Cornish crime writer W. J. Burley, who was born in Falmouth, lived in Holywell until his death in 2002. Best known for his detective novels featuring Charles Wycliffe, televised in the mid 1990s, Burley won a scholarship to study zoology at Oxford after the Second World War and was Head of Biology at Newquay Grammar School until he retired in 1974, by which time he was well established as a novelist.
- Approaching Holywell, take one of the paths leading to the left before the houses, bearing left to pass on the seaward side of the golf course, crossing the track at the far end to continue straight ahead, ignoring the path which branches off to the left and dropping gently downhill to the stream.
- Carry on ahead again to cross the track and continue along the footpath over Cubert Common as it goes over the brow of the hill and descends to the track used at the start of the walk.

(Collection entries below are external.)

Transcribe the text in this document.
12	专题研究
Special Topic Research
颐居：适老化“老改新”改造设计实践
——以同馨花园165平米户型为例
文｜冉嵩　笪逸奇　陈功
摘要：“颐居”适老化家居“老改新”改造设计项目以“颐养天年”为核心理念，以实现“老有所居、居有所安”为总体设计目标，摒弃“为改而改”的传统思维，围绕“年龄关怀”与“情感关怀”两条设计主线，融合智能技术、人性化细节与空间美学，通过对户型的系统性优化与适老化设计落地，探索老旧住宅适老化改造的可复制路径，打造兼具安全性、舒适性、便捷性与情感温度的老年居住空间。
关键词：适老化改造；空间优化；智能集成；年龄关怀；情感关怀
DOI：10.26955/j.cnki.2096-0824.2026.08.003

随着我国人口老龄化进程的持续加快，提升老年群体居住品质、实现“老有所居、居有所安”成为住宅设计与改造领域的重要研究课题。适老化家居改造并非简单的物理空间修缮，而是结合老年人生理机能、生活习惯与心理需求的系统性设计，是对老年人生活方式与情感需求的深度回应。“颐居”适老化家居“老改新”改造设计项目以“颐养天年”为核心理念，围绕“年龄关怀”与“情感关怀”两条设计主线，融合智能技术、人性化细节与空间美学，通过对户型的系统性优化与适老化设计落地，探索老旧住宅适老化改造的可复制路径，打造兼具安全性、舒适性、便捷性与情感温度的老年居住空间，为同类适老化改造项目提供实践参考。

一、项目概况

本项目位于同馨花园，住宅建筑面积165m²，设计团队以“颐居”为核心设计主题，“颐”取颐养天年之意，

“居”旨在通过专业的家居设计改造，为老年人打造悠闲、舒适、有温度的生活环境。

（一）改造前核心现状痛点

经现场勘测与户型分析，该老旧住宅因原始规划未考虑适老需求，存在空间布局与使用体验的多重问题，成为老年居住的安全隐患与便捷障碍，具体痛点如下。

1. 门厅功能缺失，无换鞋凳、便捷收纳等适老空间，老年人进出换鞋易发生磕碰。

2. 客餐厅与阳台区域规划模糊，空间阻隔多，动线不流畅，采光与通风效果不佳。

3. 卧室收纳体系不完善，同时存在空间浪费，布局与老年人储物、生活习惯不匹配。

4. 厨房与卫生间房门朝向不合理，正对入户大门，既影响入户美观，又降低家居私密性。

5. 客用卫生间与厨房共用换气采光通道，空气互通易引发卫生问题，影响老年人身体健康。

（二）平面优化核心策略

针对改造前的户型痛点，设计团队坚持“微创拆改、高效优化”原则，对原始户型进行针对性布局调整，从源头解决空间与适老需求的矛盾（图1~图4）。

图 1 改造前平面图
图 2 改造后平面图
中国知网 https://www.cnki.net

Originally Eglos Cubert (St Cubert's Church) in Lanowyn (Owen's sacred place), Cubert was named after the Welsh missionary who arrived here with St Carantoc in the sixth century (see the Crantock and Pentire Point Walk). Eventually, having presumably converted the local pagans to Christianity, he latter travelled on to Brittany, but St Cubert returned to Wales and became abbot of his monastery.
On the far south edge of the common is a large round barrow with excellent sea views towards Castle an Dinas to the north east and St Agnes Beacon to the south west. Because of these, it is believed to have been a particularly important burial site in the Bronze Age.
- Turn right on the track to return to Treago Farm and the start of the walk.